🤖 AI Summary
Diffusion and flow-matching models suffer from low generation efficiency and high computational cost due to iterative denoising over many steps; existing acceleration methods often rely on multi-stage training, auxiliary networks, or fragile scheduling strategies. To address this, we propose the *shortcut model*, an end-to-end, single-stage, single-network generative paradigm. It jointly models noise scale and target sampling step count via step-aware latent variable encoding, enabling flexible skip-step generation—including one-step sampling—without architectural or training overhead. Our method requires no knowledge distillation, network ensembling, or scheduler fine-tuning, and remains fully compatible with standard diffusion pipelines. Experiments demonstrate consistent superiority over consistency models, reflow, and other baselines across diverse step budgets, while significantly reducing training complexity and supporting dynamic, inference-time adjustment of sampling steps.
📝 Abstract
Diffusion models and flow-matching models have enabled generating diverse and realistic images by learning to transfer noise to data.

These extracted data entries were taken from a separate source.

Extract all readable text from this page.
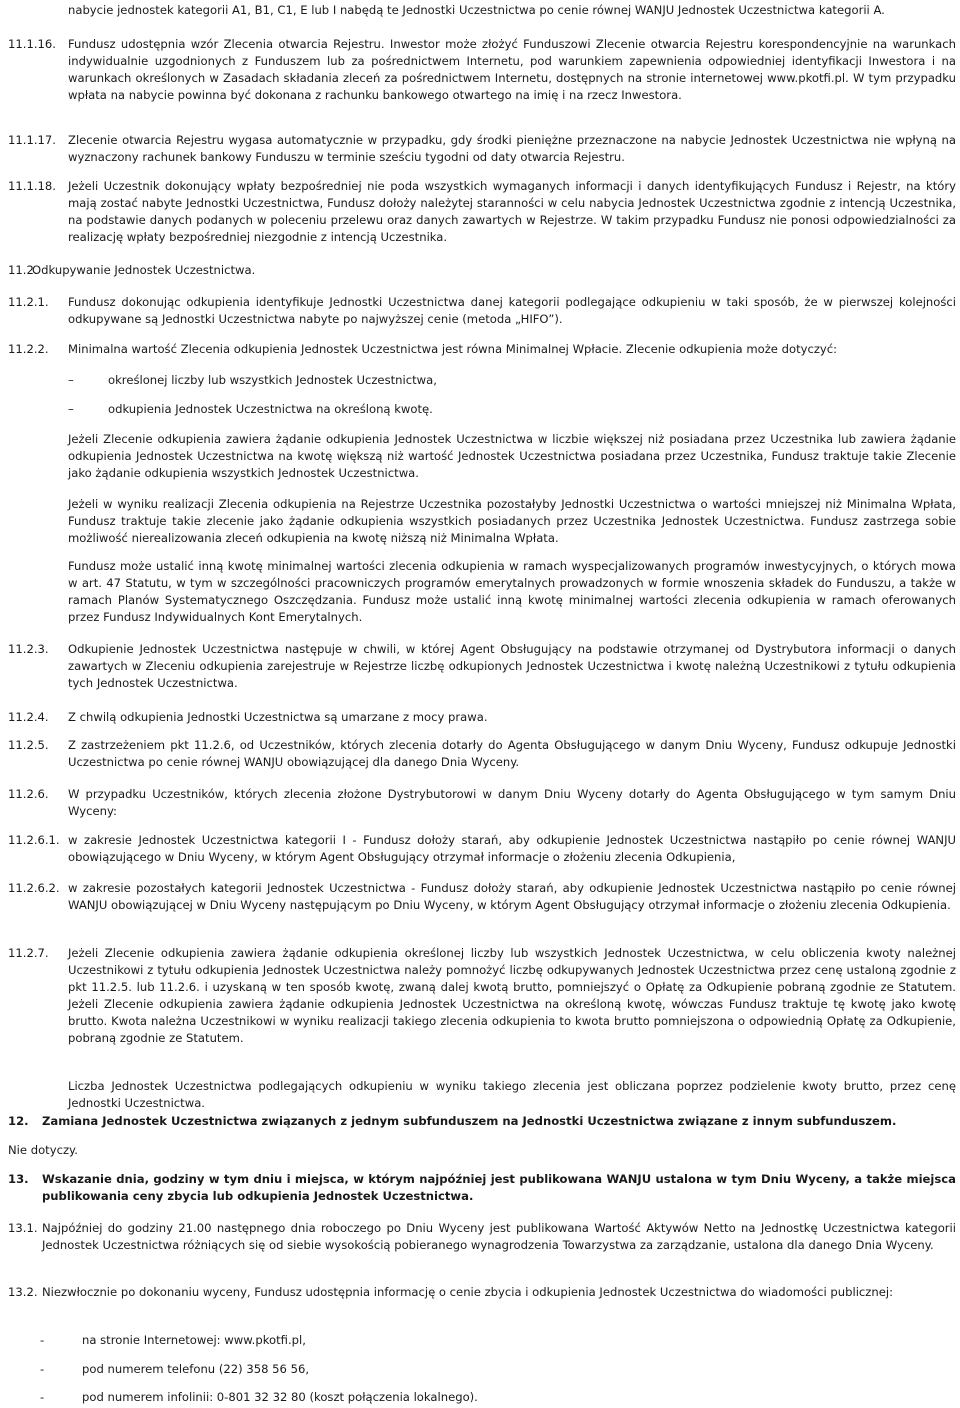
nabycie jednostek kategorii A1, B1, C1, E lub I nabędą te Jednostki Uczestnictwa po cenie równej WANJU Jednostek Uczestnictwa kategorii A.
11.1.16. Fundusz udostępnia wzór Zlecenia otwarcia Rejestru. Inwestor może złożyć Funduszowi Zlecenie otwarcia Rejestru korespondencyjnie na warunkach indywidualnie uzgodnionych z Funduszem lub za pośrednictwem Internetu, pod warunkiem zapewnienia odpowiedniej identyfikacji Inwestora i na warunkach określonych w Zasadach składania zleceń za pośrednictwem Internetu, dostępnych na stronie internetowej www.pkotfi.pl. W tym przypadku wpłata na nabycie powinna być dokonana z rachunku bankowego otwartego na imię i na rzecz Inwestora.
11.1.17. Zlecenie otwarcia Rejestru wygasa automatycznie w przypadku, gdy środki pieniężne przeznaczone na nabycie Jednostek Uczestnictwa nie wpłyną na wyznaczony rachunek bankowy Funduszu w terminie sześciu tygodni od daty otwarcia Rejestru.
11.1.18. Jeżeli Uczestnik dokonujący wpłaty bezpośredniej nie poda wszystkich wymaganych informacji i danych identyfikujących Fundusz i Rejestr, na który mają zostać nabyte Jednostki Uczestnictwa, Fundusz dołoży należytej staranności w celu nabycia Jednostek Uczestnictwa zgodnie z intencją Uczestnika, na podstawie danych podanych w poleceniu przelewu oraz danych zawartych w Rejestrze. W takim przypadku Fundusz nie ponosi odpowiedzialności za realizację wpłaty bezpośredniej niezgodnie z intencją Uczestnika.
11.2.
Odkupywanie Jednostek Uczestnictwa.
11.2.1. Fundusz dokonując odkupienia identyfikuje Jednostki Uczestnictwa danej kategorii podlegające odkupieniu w taki sposób, że w pierwszej kolejności odkupywane są Jednostki Uczestnictwa nabyte po najwyższej cenie (metoda „HIFO”).
11.2.2. Minimalna wartość Zlecenia odkupienia Jednostek Uczestnictwa jest równa Minimalnej Wpłacie. Zlecenie odkupienia może dotyczyć:
–	określonej liczby lub wszystkich Jednostek Uczestnictwa,
–	odkupienia Jednostek Uczestnictwa na określoną kwotę.
Jeżeli Zlecenie odkupienia zawiera żądanie odkupienia Jednostek Uczestnictwa w liczbie większej niż posiadana przez Uczestnika lub zawiera żądanie odkupienia Jednostek Uczestnictwa na kwotę większą niż wartość Jednostek Uczestnictwa posiadana przez Uczestnika, Fundusz traktuje takie Zlecenie jako żądanie odkupienia wszystkich Jednostek Uczestnictwa.
Jeżeli w wyniku realizacji Zlecenia odkupienia na Rejestrze Uczestnika pozostałyby Jednostki Uczestnictwa o wartości mniejszej niż Minimalna Wpłata, Fundusz traktuje takie zlecenie jako żądanie odkupienia wszystkich posiadanych przez Uczestnika Jednostek Uczestnictwa. Fundusz zastrzega sobie możliwość nierealizowania zleceń odkupienia na kwotę niższą niż Minimalna Wpłata.
Fundusz może ustalić inną kwotę minimalnej wartości zlecenia odkupienia w ramach wyspecjalizowanych programów inwestycyjnych, o których mowa w art. 47 Statutu, w tym w szczególności pracowniczych programów emerytalnych prowadzonych w formie wnoszenia składek do Funduszu, a także w ramach Planów Systematycznego Oszczędzania. Fundusz może ustalić inną kwotę minimalnej wartości zlecenia odkupienia w ramach oferowanych przez Fundusz Indywidualnych Kont Emerytalnych.
11.2.3. Odkupienie Jednostek Uczestnictwa następuje w chwili, w której Agent Obsługujący na podstawie otrzymanej od Dystrybutora informacji o danych zawartych w Zleceniu odkupienia zarejestruje w Rejestrze liczbę odkupionych Jednostek Uczestnictwa i kwotę należną Uczestnikowi z tytułu odkupienia tych Jednostek Uczestnictwa.
11.2.4. Z chwilą odkupienia Jednostki Uczestnictwa są umarzane z mocy prawa.
11.2.5. Z zastrzeżeniem pkt 11.2.6, od Uczestników, których zlecenia dotarły do Agenta Obsługującego w danym Dniu Wyceny, Fundusz odkupuje Jednostki Uczestnictwa po cenie równej WANJU obowiązującej dla danego Dnia Wyceny.
11.2.6. W przypadku Uczestników, których zlecenia złożone Dystrybutorowi w danym Dniu Wyceny dotarły do Agenta Obsługującego w tym samym Dniu Wyceny:
11.2.6.1. w zakresie Jednostek Uczestnictwa kategorii I - Fundusz dołoży starań, aby odkupienie Jednostek Uczestnictwa nastąpiło po cenie równej WANJU obowiązującego w Dniu Wyceny, w którym Agent Obsługujący otrzymał informacje o złożeniu zlecenia Odkupienia,
11.2.6.2. w zakresie pozostałych kategorii Jednostek Uczestnictwa - Fundusz dołoży starań, aby odkupienie Jednostek Uczestnictwa nastąpiło po cenie równej WANJU obowiązującej w Dniu Wyceny następującym po Dniu Wyceny, w którym Agent Obsługujący otrzymał informacje o złożeniu zlecenia Odkupienia.
11.2.7. Jeżeli Zlecenie odkupienia zawiera żądanie odkupienia określonej liczby lub wszystkich Jednostek Uczestnictwa, w celu obliczenia kwoty należnej Uczestnikowi z tytułu odkupienia Jednostek Uczestnictwa należy pomnożyć liczbę odkupywanych Jednostek Uczestnictwa przez cenę ustaloną zgodnie z pkt 11.2.5. lub 11.2.6. i uzyskaną w ten sposób kwotę, zwaną dalej kwotą brutto, pomniejszyć o Opłatę za Odkupienie pobraną zgodnie ze Statutem. Jeżeli Zlecenie odkupienia zawiera żądanie odkupienia Jednostek Uczestnictwa na określoną kwotę, wówczas Fundusz traktuje tę kwotę jako kwotę brutto. Kwota należna Uczestnikowi w wyniku realizacji takiego zlecenia odkupienia to kwota brutto pomniejszona o odpowiednią Opłatę za Odkupienie, pobraną zgodnie ze Statutem.
Liczba Jednostek Uczestnictwa podlegających odkupieniu w wyniku takiego zlecenia jest obliczana poprzez podzielenie kwoty brutto, przez cenę Jednostki Uczestnictwa.
12. Zamiana Jednostek Uczestnictwa związanych z jednym subfunduszem na Jednostki Uczestnictwa związane z innym subfunduszem.
Nie dotyczy.
13. Wskazanie dnia, godziny w tym dniu i miejsca, w którym najpóźniej jest publikowana WANJU ustalona w tym Dniu Wyceny, a także miejsca publikowania ceny zbycia lub odkupienia Jednostek Uczestnictwa.
13.1. Najpóźniej do godziny 21.00 następnego dnia roboczego po Dniu Wyceny jest publikowana Wartość Aktywów Netto na Jednostkę Uczestnictwa kategorii Jednostek Uczestnictwa różniących się od siebie wysokością pobieranego wynagrodzenia Towarzystwa za zarządzanie, ustalona dla danego Dnia Wyceny.
13.2. Niezwłocznie po dokonaniu wyceny, Fundusz udostępnia informację o cenie zbycia i odkupienia Jednostek Uczestnictwa do wiadomości publicznej:
-	na stronie Internetowej: www.pkotfi.pl,
-	pod numerem telefonu (22) 358 56 56,
-	pod numerem infolinii: 0-801 32 32 80 (koszt połączenia lokalnego).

However, sampling from these models involves iterative denoising over many neural network passes, making generation slow and expensive. Previous approaches for speeding up sampling require complex training regimes, such as multiple training phases, multiple networks, or fragile scheduling. We introduce shortcut models, a family of generative models that use a single network and training phase to produce high-quality samples in a single or multiple sampling steps. Shortcut models condition the network not only on the current noise level but also on the desired step size, allowing the model to skip ahead in the generation process. Across a wide range of sampling step budgets, shortcut models consistently produce higher quality samples than previous approaches, such as consistency models and reflow. Compared to distillation, shortcut models reduce complexity to a single network and training phase and additionally allow varying step budgets at inference time.